In this context the aim of the study is examine the effect of the virtual experiential marketing on more payment intentions and complaint intention of consumers. Data was obtained by the questionnaire method. The results of the study showed that there is a meaningful and positive relationship between virtual experiential marketing and more payment intentions and complaint intention of consumers.

Keywords: Virtual Experiential Marketing, Behavioral Intetions, Factor Analysis, Resression Analysis

1. GİRİŞ

Sanal deneyimsel pazarlama, interneti ve ona dahil olan tüm kanallarla beraber, görsel ve işitsel araçlarla zenginleştirilmiş çevresel bir deneyim sunan ve sarmal bir deneyim üreten her türlü teknolojiyi kapsamaktadır. Literatürde, deneyimsel pazarlama konusu araştırmacıların yoğun dikkatine maruz kalmasına rağmen, yapılan çalışmaların çoğu deneyimsel pazarlamaya teorik açıdan yaklaşmaktadır. Akademik literatürde deneyimsel pazarlamanın tüketici davranışlarına etkisini araştıran sınırlı sayıda araştırma olduğu, çoğunluğunun hizmet sektörüne yönelik olduğu açıktır.

(2)

Davranışsal niyetler, ürünün satın alınması ve tüketilmesi müşterinin ürüne ilişkin olarak bu aşamadan sonraki eylem planını kapsamaktadır. Müşterinin ürüne ya da ürünün nihai kullanıcısına ulaştırılmasına aracılık eden işletme / işletmelere yönelik geribildirimine ilişkin tutumlarını kapsamaktadır. Bu bağlamda hizmetleri deneyimleme sonrasında müşterinin yaşadığı hizmet deneyimini mutlulukla başkalarına aktarması, aldığı hizmeti başkalarına tavsiye etmesi, aldığı ilgili hizmeti tekrar satın alma arzusu içerisinde olması ve genel olarak memnuniyetini ifadesi etmesi olumlu yönde davranışsal niyetini ortaya koymaktadır. Davranışsal niyetler olumlu ve olumsuz olmak üzere iki ana başlık altında toplanmaktadır. Buna göre olumlu davranışsal niyetler olarak, tüketicilerin işletme hakkında olumlu konuşma, işletmeyi başkalarına tavsiye etme, işletmeye bağlı kalma, işletme için daha fazla para harcama veya işletmeye daha yüksek fiyat ödeme gibi niyetleri gösterilmektedir. Çalışmada “tekrar satın alma niyeti”, “daha fazla ödeme niyeti”, ağızdan ağza iletişim niyeti” ve “şikayet niyeti” davranışsal niyetler kapsamında ele alınmıştır. Bu bağlamda çalışmanın amacı sanal deneyimsel pazarlama ile davranışsal niyetler arasındaki ilişkinin incelenmesidir.

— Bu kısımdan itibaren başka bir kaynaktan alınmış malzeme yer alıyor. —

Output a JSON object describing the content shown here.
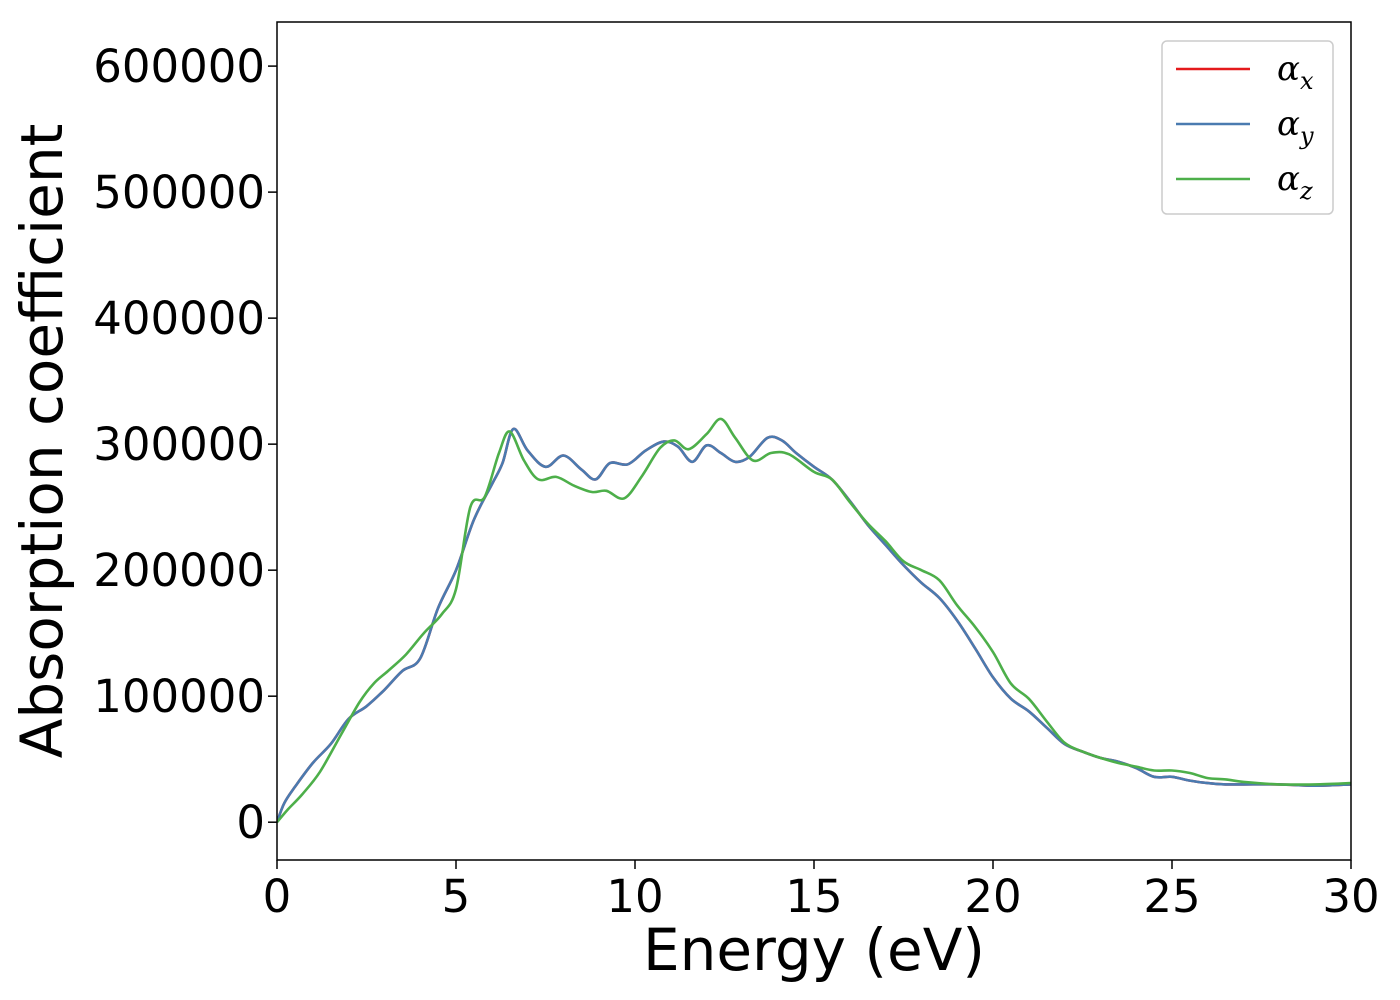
{
  "chart_data": {
    "type": "line",
    "title": "",
    "xlabel": "Energy (eV)",
    "ylabel": "Absorption coefficient",
    "xlim": [
      0,
      30
    ],
    "ylim": [
      -30000,
      635000
    ],
    "xticks": [
      0,
      5,
      10,
      15,
      20,
      25,
      30
    ],
    "yticks": [
      0,
      100000,
      200000,
      300000,
      400000,
      500000,
      600000
    ],
    "grid": false,
    "legend_position": "top-right",
    "series": [
      {
        "name": "αx",
        "symbol": "α",
        "sub": "x",
        "color": "#e41a1c",
        "x": [
          0,
          0.2,
          0.5,
          1,
          1.5,
          2,
          2.5,
          3,
          3.5,
          4,
          4.5,
          5,
          5.5,
          6,
          6.3,
          6.6,
          7,
          7.5,
          8,
          8.5,
          8.9,
          9.3,
          9.8,
          10.3,
          10.8,
          11.2,
          11.6,
          12,
          12.4,
          12.8,
          13.2,
          13.7,
          14.1,
          14.5,
          15,
          15.5,
          16,
          16.5,
          17,
          17.5,
          18,
          18.5,
          19,
          19.5,
          20,
          20.5,
          21,
          21.5,
          22,
          22.5,
          23,
          23.5,
          24,
          24.5,
          25,
          25.5,
          26,
          26.5,
          27,
          28,
          29,
          30
        ],
        "y": [
          0,
          15000,
          28000,
          47000,
          62000,
          82000,
          92000,
          105000,
          120000,
          130000,
          170000,
          200000,
          240000,
          268000,
          285000,
          312000,
          295000,
          282000,
          291000,
          280000,
          272000,
          285000,
          284000,
          295000,
          302000,
          298000,
          286000,
          299000,
          293000,
          286000,
          290000,
          305000,
          303000,
          293000,
          282000,
          272000,
          255000,
          236000,
          220000,
          204000,
          190000,
          178000,
          160000,
          138000,
          115000,
          98000,
          88000,
          75000,
          62000,
          56000,
          51000,
          48000,
          43000,
          36000,
          36000,
          33000,
          31000,
          30000,
          30000,
          30000,
          29000,
          30000
        ]
      },
      {
        "name": "αy",
        "symbol": "α",
        "sub": "y",
        "color": "#4a7bb0",
        "x": [
          0,
          0.2,
          0.5,
          1,
          1.5,
          2,
          2.5,
          3,
          3.5,
          4,
          4.5,
          5,
          5.5,
          6,
          6.3,
          6.6,
          7,
          7.5,
          8,
          8.5,
          8.9,
          9.3,
          9.8,
          10.3,
          10.8,
          11.2,
          11.6,
          12,
          12.4,
          12.8,
          13.2,
          13.7,
          14.1,
          14.5,
          15,
          15.5,
          16,
          16.5,
          17,
          17.5,
          18,
          18.5,
          19,
          19.5,
          20,
          20.5,
          21,
          21.5,
          22,
          22.5,
          23,
          23.5,
          24,
          24.5,
          25,
          25.5,
          26,
          26.5,
          27,
          28,
          29,
          30
        ],
        "y": [
          0,
          15000,
          28000,
          47000,
          62000,
          82000,
          92000,
          105000,
          120000,
          130000,
          170000,
          200000,
          240000,
          268000,
          285000,
          312000,
          295000,
          282000,
          291000,
          280000,
          272000,
          285000,
          284000,
          295000,
          302000,
          298000,
          286000,
          299000,
          293000,
          286000,
          290000,
          305000,
          303000,
          293000,
          282000,
          272000,
          255000,
          236000,
          220000,
          204000,
          190000,
          178000,
          160000,
          138000,
          115000,
          98000,
          88000,
          75000,
          62000,
          56000,
          51000,
          48000,
          43000,
          36000,
          36000,
          33000,
          31000,
          30000,
          30000,
          30000,
          29000,
          30000
        ]
      },
      {
        "name": "αz",
        "symbol": "α",
        "sub": "z",
        "color": "#4daf4a",
        "x": [
          0,
          0.3,
          0.7,
          1.2,
          1.8,
          2.3,
          2.7,
          3.1,
          3.6,
          4.1,
          4.6,
          5,
          5.4,
          5.8,
          6.2,
          6.5,
          6.9,
          7.3,
          7.8,
          8.3,
          8.8,
          9.2,
          9.7,
          10.2,
          10.7,
          11.1,
          11.5,
          12,
          12.4,
          12.8,
          13.3,
          13.8,
          14.3,
          15,
          15.5,
          16,
          16.5,
          17,
          17.5,
          18,
          18.5,
          19,
          19.5,
          20,
          20.5,
          21,
          21.5,
          22,
          22.5,
          23,
          23.5,
          24,
          24.5,
          25,
          25.5,
          26,
          26.5,
          27,
          28,
          29,
          30
        ],
        "y": [
          0,
          10000,
          22000,
          40000,
          70000,
          95000,
          110000,
          120000,
          133000,
          150000,
          165000,
          185000,
          250000,
          258000,
          293000,
          310000,
          287000,
          272000,
          274000,
          267000,
          262000,
          263000,
          257000,
          275000,
          297000,
          303000,
          296000,
          308000,
          320000,
          305000,
          287000,
          293000,
          292000,
          278000,
          272000,
          254000,
          237000,
          223000,
          207000,
          200000,
          192000,
          172000,
          155000,
          135000,
          110000,
          98000,
          80000,
          63000,
          56000,
          51000,
          47000,
          44000,
          41000,
          41000,
          39000,
          35000,
          34000,
          32000,
          30000,
          30000,
          31000
        ]
      }
    ]
  }
}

2. KAVRAMSAL ÇERÇEVE 2.1. Sanal Deneyimsel Pazarlama

Tüketimde deneyime odaklanan bakış açısına göre ürün ve hizmetler tüketicilere sağladıkları fayda yerine ilk önce tüketicilere yaşattıkları deneyimlere göre değerlendirilmektedir. Bu nedenle tüketim anları, ürün ve hizmetlerin kendisine kıyasla tüketicilere daha anlamlı deneyimler sunabilir ve tüketim anının kendisi ürün ve hizmete göre daha değerli sayılabilir (Liu ve Chen, 2006: 326). Örneğin yemek yerken bize zevk aldığımız deneyimler yaşattığını düşündüğümüz bir restoranda, yemeğin kendisinden çok o restoranda yemek yeme deneyimini daha değerli bulabiliriz (Bahçecioğlu, 2014:47).

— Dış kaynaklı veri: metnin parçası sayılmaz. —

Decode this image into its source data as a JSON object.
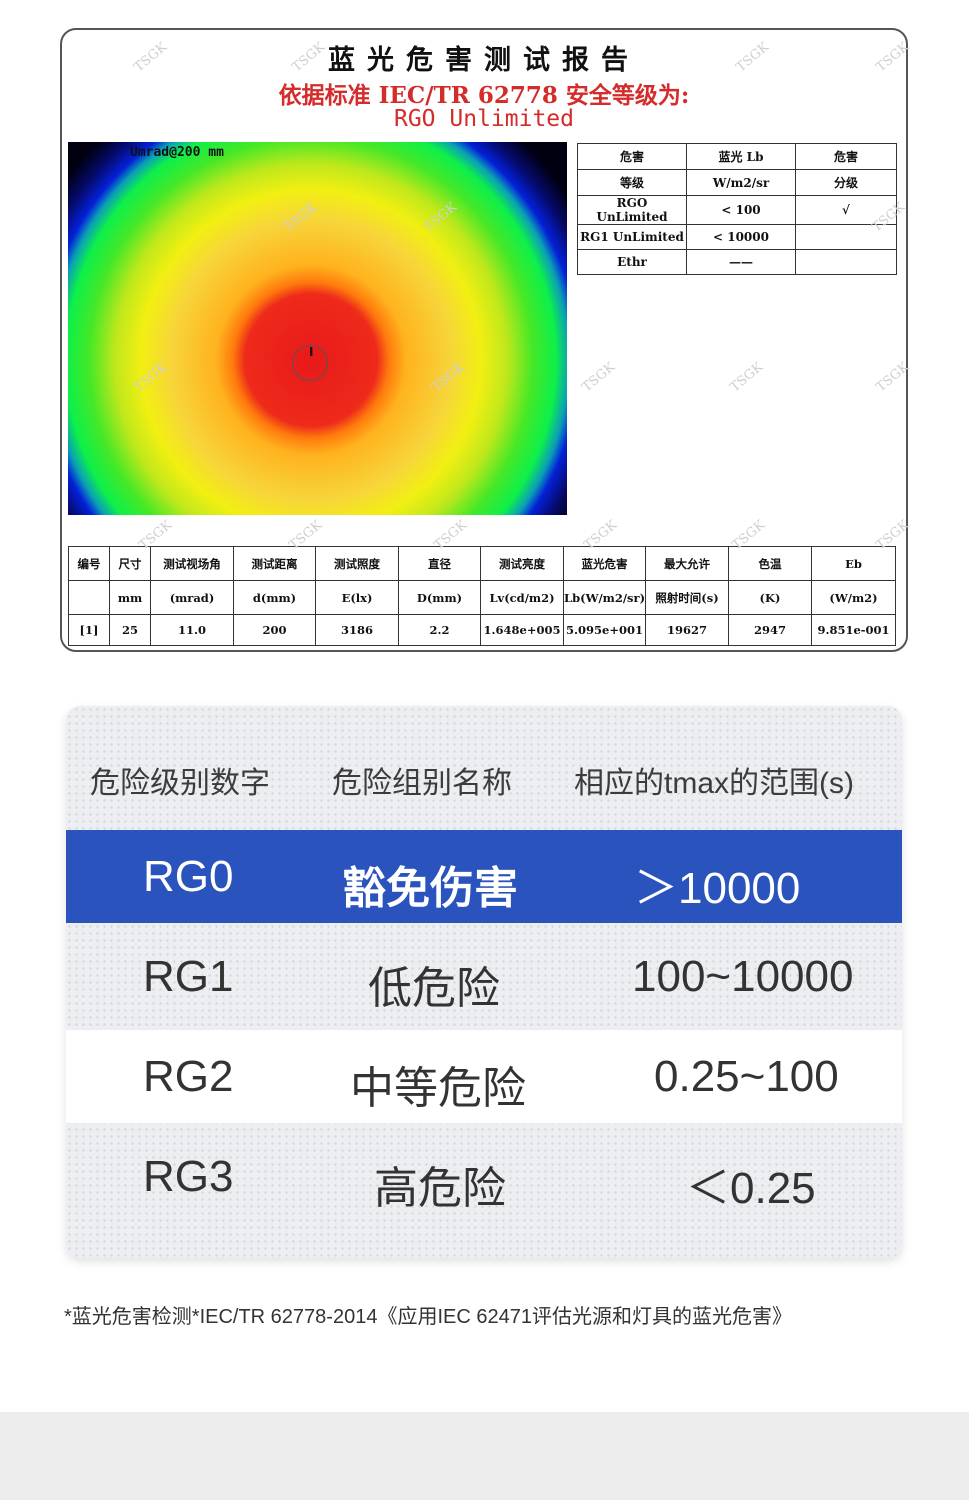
{
  "report": {
    "title": "蓝光危害测试报告",
    "standard_line": "依据标准 IEC/TR 62778 安全等级为:",
    "level_line": "RGO Unlimited",
    "heatmap_label": "Umrad@200 mm",
    "marker_text": "I",
    "watermark": "TSGK",
    "ref_table": {
      "headers": [
        [
          "危害",
          "等级"
        ],
        [
          "蓝光 Lb",
          "W/m2/sr"
        ],
        [
          "危害",
          "分级"
        ]
      ],
      "rows": [
        [
          "RGO UnLimited",
          "< 100",
          "√"
        ],
        [
          "RG1 UnLimited",
          "< 10000",
          ""
        ],
        [
          "Ethr",
          "——",
          ""
        ]
      ]
    },
    "meas_table": {
      "header_top": [
        "编号",
        "尺寸",
        "测试视场角",
        "测试距离",
        "测试照度",
        "直径",
        "测试亮度",
        "蓝光危害",
        "最大允许",
        "色温",
        "Eb"
      ],
      "header_bottom": [
        "",
        "mm",
        "(mrad)",
        "d(mm)",
        "E(lx)",
        "D(mm)",
        "Lv(cd/m2)",
        "Lb(W/m2/sr)",
        "照射时间(s)",
        "(K)",
        "(W/m2)"
      ],
      "row": [
        "[1]",
        "25",
        "11.0",
        "200",
        "3186",
        "2.2",
        "1.648e+005",
        "5.095e+001",
        "19627",
        "2947",
        "9.851e-001"
      ]
    }
  },
  "groups": {
    "headers": [
      "危险级别数字",
      "危险组别名称",
      "相应的tmax的范围(s)"
    ],
    "rows": [
      {
        "code": "RG0",
        "name": "豁免伤害",
        "range": "＞10000"
      },
      {
        "code": "RG1",
        "name": "低危险",
        "range": "100~10000"
      },
      {
        "code": "RG2",
        "name": "中等危险",
        "range": "0.25~100"
      },
      {
        "code": "RG3",
        "name": "高危险",
        "range": "＜0.25"
      }
    ],
    "highlight_color": "#2a53bd"
  },
  "footnote": "*蓝光危害检测*IEC/TR 62778-2014《应用IEC 62471评估光源和灯具的蓝光危害》"
}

21. yy. boyunca pazarlama yöneticileri, marka yöneticileri, pazarlama akademisyenleri klasik pazarlama disiplinini benimsemişlerdir (Kinnear ve Bernhardt,1983; Odabaşı ve Barış, 2007). Bu yaklaşım tüketicileri rasyonel karar alan, fayda odaklı bireyler olarak tanımlamış ve dar kapsamlı bir rekabet üzerine odaklanmıştır (Schmitt, 1999; Torlak, 2007). Ancak günümüz tüketicisi rasyonel karar alan bireylerden çok duygusal karar alan bireylere dönüşmüştür. Tüketiciler işletmelerin onlara sağladıkları ürün ya da hizmetin yalnızca fonksiyonel değeriyle ilgilenmemekte, bu değerle beraber işletmelerin onlarda uyandırdıkları hoş duygularla ve hafızalarında yaratacakları unutulmaz anılar gibi ek değerlerle da ilgilenmektedirler (Walls vd.,2011). Modern pazarlamada, işletmeler müşterilerine bu ek değeri “deneyim” oluşturarak sağlamaya çalışmaktadır. (Kabadayı ve Alan, 2014:204).

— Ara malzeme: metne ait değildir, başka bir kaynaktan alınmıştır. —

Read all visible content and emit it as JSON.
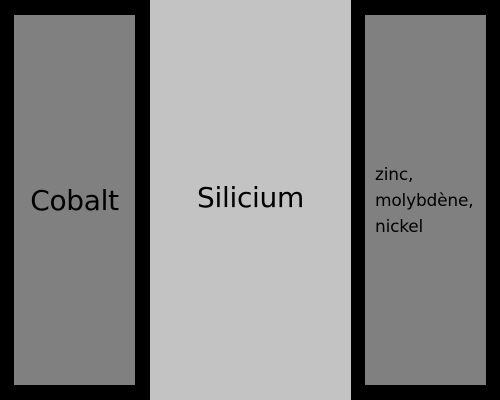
{
  "panels": [
    {
      "label": "Cobalt",
      "color": "#808080"
    },
    {
      "label": "Silicium",
      "color": "#c3c3c3"
    },
    {
      "label": "zinc,\nmolybdène,\nnickel",
      "color": "#808080"
    }
  ],
  "background_color": "#000000"
}
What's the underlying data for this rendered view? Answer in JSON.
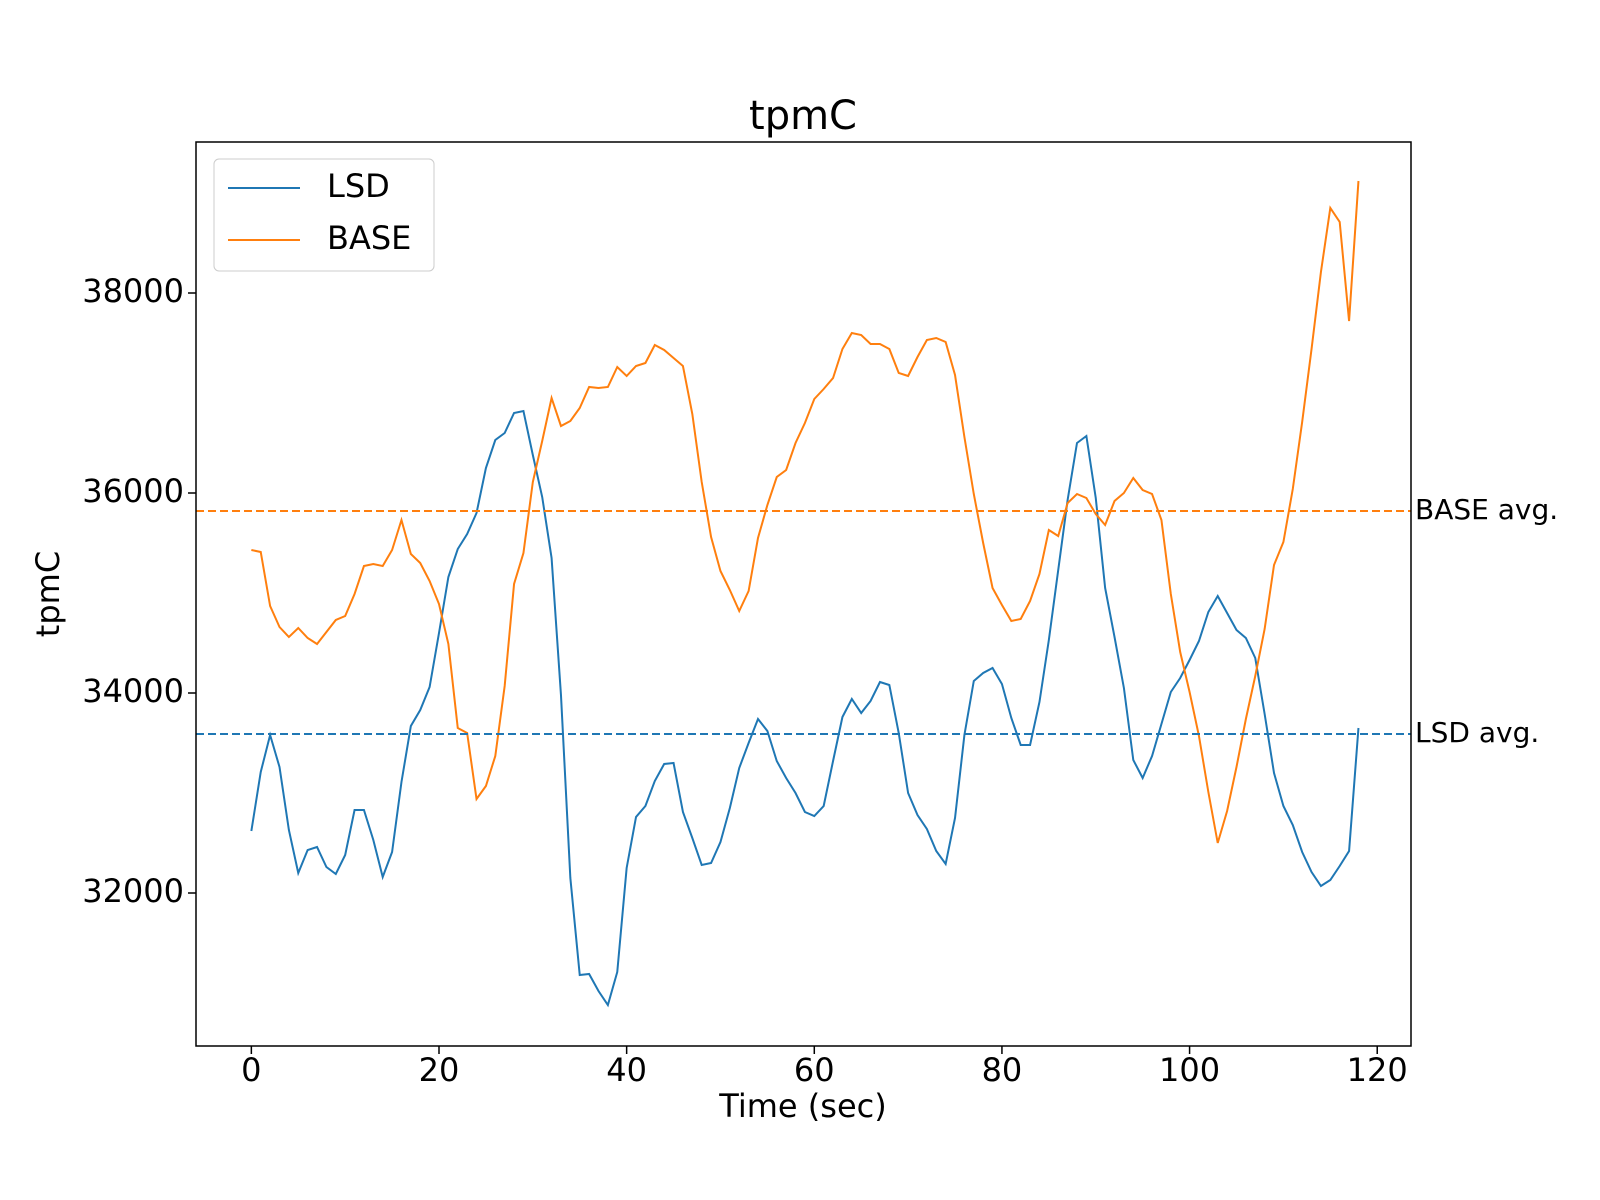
{
  "chart_data": {
    "type": "line",
    "title": "tpmC",
    "x_label": "Time (sec)",
    "y_label": "tpmC",
    "x": [
      0,
      1,
      2,
      3,
      4,
      5,
      6,
      7,
      8,
      9,
      10,
      11,
      12,
      13,
      14,
      15,
      16,
      17,
      18,
      19,
      20,
      21,
      22,
      23,
      24,
      25,
      26,
      27,
      28,
      29,
      30,
      31,
      32,
      33,
      34,
      35,
      36,
      37,
      38,
      39,
      40,
      41,
      42,
      43,
      44,
      45,
      46,
      47,
      48,
      49,
      50,
      51,
      52,
      53,
      54,
      55,
      56,
      57,
      58,
      59,
      60,
      61,
      62,
      63,
      64,
      65,
      66,
      67,
      68,
      69,
      70,
      71,
      72,
      73,
      74,
      75,
      76,
      77,
      78,
      79,
      80,
      81,
      82,
      83,
      84,
      85,
      86,
      87,
      88,
      89,
      90,
      91,
      92,
      93,
      94,
      95,
      96,
      97,
      98,
      99,
      100,
      101,
      102,
      103,
      104,
      105,
      106,
      107,
      108,
      109,
      110,
      111,
      112,
      113,
      114,
      115,
      116,
      117,
      118
    ],
    "series": [
      {
        "name": "LSD",
        "color": "#1f77b4",
        "values": [
          32620,
          33210,
          33580,
          33260,
          32630,
          32200,
          32430,
          32460,
          32260,
          32190,
          32380,
          32830,
          32830,
          32530,
          32160,
          32410,
          33110,
          33670,
          33830,
          34060,
          34600,
          35160,
          35440,
          35590,
          35800,
          36250,
          36530,
          36600,
          36800,
          36820,
          36380,
          35960,
          35350,
          33980,
          32150,
          31180,
          31190,
          31020,
          30880,
          31210,
          32250,
          32760,
          32870,
          33120,
          33290,
          33300,
          32810,
          32550,
          32280,
          32300,
          32510,
          32850,
          33250,
          33500,
          33740,
          33620,
          33320,
          33150,
          33000,
          32810,
          32770,
          32870,
          33320,
          33760,
          33940,
          33800,
          33920,
          34110,
          34080,
          33600,
          33000,
          32780,
          32640,
          32420,
          32290,
          32750,
          33580,
          34120,
          34200,
          34250,
          34090,
          33750,
          33480,
          33480,
          33910,
          34530,
          35230,
          35930,
          36500,
          36570,
          35950,
          35050,
          34560,
          34050,
          33330,
          33150,
          33370,
          33690,
          34010,
          34150,
          34330,
          34520,
          34810,
          34970,
          34800,
          34630,
          34550,
          34350,
          33790,
          33200,
          32870,
          32680,
          32410,
          32210,
          32070,
          32130,
          32270,
          32420,
          33650
        ]
      },
      {
        "name": "BASE",
        "color": "#ff7f0e",
        "values": [
          35430,
          35410,
          34870,
          34660,
          34560,
          34650,
          34550,
          34490,
          34610,
          34730,
          34770,
          34990,
          35270,
          35290,
          35270,
          35430,
          35730,
          35390,
          35300,
          35120,
          34890,
          34490,
          33650,
          33600,
          32940,
          33070,
          33370,
          34070,
          35090,
          35400,
          36110,
          36520,
          36950,
          36670,
          36720,
          36850,
          37060,
          37050,
          37060,
          37260,
          37170,
          37270,
          37300,
          37480,
          37430,
          37350,
          37270,
          36790,
          36110,
          35560,
          35220,
          35030,
          34820,
          35020,
          35550,
          35880,
          36160,
          36230,
          36500,
          36700,
          36940,
          37040,
          37150,
          37440,
          37600,
          37580,
          37490,
          37490,
          37440,
          37200,
          37170,
          37360,
          37530,
          37550,
          37510,
          37180,
          36560,
          35990,
          35500,
          35050,
          34880,
          34720,
          34740,
          34920,
          35190,
          35630,
          35570,
          35900,
          35990,
          35950,
          35790,
          35680,
          35920,
          36000,
          36150,
          36030,
          35990,
          35730,
          34990,
          34410,
          34010,
          33570,
          33010,
          32500,
          32820,
          33260,
          33740,
          34170,
          34640,
          35280,
          35510,
          36040,
          36710,
          37440,
          38210,
          38850,
          38710,
          37720,
          39120
        ]
      }
    ],
    "reference_lines": [
      {
        "label": "BASE avg.",
        "value": 35820,
        "color": "#ff7f0e"
      },
      {
        "label": "LSD avg.",
        "value": 33590,
        "color": "#1f77b4"
      }
    ],
    "xlim": [
      -5.9,
      123.6
    ],
    "ylim": [
      30470,
      39510
    ],
    "xticks": [
      0,
      20,
      40,
      60,
      80,
      100,
      120
    ],
    "yticks": [
      32000,
      34000,
      36000,
      38000
    ],
    "legend": "upper left"
  }
}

Pazarlamada önemli bir yer bulan deneyim kavramını anlamak ve açıklığa kavuşturabilmek için pek çok pazarlama akademisyeni konuyla ilgili çalışmalar yapmıştır (Torlak, 2007; Berry vd., 2002; Bitner, 1992; Hirschman ve Holbrook, 1982; Kırım, 2006; Pine ve Gilmore, 1999; Schmitt, 1999). Yapılan çalışmalar “deneyim”, “deneyim ekonomisi” (Pine ve Gillmore, 1999) ve “deneyimsel pazarlama” (Schmitt, 1999) kavramlarının ortaya çıkmasına neden olmuştur (Kabadayı ve Alan, 2014:204).

Deneyimsel pazarlamanın ürün ve hizmetlerde farklılık yaratarak rekabet avantajı sağlanması açısından kullanılabilecek en iyi yöntemlerden biri olduğu bilinmektedir. Bunun sonucunda deneyimsel pazarlama, sanal ortamlara da uygulanmaya çalışılmakta ve ‘sanal deneyimsel pazarlama’ faaliyetleri ortaya çıkmaktadır. Sanal deneyimsel pazarlamanın, tüketici davranışlarını etkilemek amacıyla uygulanabilirliğini araştırmak önemli bir konu haline gelmektedir (Bahçecioğlu, 2014:2).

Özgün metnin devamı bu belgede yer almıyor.